To a great extent this relationship reflects the capacity to tax. In richer countries almost everyone is an employee and almost all production comes from corporate business and government itself, both easily covered by tax collection. Collecting taxes in low-income countries is problematical because of the large portion of self-employed. These structural characteristics of countries provide the context for the collective judgment of the electorate on how much to tax and spend.

Within structural constraints of level of development, in a democracy the representatives elected by the citizenry determine the level, quality and coverage of social services. Public-sector provision of those services provides a powerful vehicle to counter the unequal and discriminatory provision characteristic of private markets. A political decision to reduce public services does not reduce the need for those services in society as a whole. Reducing public services results in a loss of access by households with low incomes, which lack the income to purchase the same or similar services from private providers.

Be it elderly care, health provision, educating adults and children, or transporting people, reduction in social expenditures “saves money” while canceling that monetary saving through the form of lower health of citizens, a less educated population, and lower geographic mobility. Indeed, in the longer term, “saving money” by reducing a preventative service may create the need for greater future expenditure.
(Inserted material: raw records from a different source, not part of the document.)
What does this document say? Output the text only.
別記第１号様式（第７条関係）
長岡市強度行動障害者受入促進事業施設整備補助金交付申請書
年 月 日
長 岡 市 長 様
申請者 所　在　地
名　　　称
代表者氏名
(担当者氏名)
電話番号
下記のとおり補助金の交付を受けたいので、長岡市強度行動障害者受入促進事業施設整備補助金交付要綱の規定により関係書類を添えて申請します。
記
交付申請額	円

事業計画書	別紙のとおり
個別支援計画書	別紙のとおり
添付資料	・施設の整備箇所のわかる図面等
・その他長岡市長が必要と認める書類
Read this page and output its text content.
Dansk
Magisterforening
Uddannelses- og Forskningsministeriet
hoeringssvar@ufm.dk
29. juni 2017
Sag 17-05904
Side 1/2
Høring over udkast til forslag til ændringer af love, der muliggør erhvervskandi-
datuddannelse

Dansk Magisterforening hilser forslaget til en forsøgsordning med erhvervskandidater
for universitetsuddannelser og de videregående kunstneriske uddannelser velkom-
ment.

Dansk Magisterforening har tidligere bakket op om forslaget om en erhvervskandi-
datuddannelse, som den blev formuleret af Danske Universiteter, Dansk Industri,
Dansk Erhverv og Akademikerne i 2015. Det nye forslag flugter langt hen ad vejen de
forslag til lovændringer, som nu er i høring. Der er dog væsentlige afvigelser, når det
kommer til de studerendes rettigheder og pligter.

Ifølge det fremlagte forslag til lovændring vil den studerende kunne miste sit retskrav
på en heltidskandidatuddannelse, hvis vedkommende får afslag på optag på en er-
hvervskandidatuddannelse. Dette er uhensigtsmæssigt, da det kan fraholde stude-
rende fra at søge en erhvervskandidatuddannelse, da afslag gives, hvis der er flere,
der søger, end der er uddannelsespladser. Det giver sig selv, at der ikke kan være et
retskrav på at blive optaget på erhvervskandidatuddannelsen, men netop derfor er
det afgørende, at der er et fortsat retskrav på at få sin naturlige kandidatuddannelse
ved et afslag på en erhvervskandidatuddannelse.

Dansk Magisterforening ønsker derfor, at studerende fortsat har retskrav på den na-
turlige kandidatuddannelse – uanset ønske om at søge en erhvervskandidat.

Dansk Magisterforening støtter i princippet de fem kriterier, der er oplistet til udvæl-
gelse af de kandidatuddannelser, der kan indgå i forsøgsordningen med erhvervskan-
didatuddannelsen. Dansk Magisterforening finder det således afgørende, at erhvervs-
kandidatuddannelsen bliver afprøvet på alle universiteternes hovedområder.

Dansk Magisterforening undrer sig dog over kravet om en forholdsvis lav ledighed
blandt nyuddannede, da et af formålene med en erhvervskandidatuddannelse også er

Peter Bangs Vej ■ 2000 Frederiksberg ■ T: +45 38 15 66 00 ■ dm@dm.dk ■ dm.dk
In a kind and equitable society, few citizens would object to market provision – what economists call “price rationing” – of hotel rooms and restaurant meals. These are services that, if forgone, have limited impact on basic human welfare. A low income may dictate the decision to shop in a supermarket and eat at home. It is the type of decision all but the richest regularly make. However, in a hypothetical kind and equitable society, the vast majority of citizens would recoil from creating circumstances in which any, much less many, households must choose between food on the table and life-preserving medicine.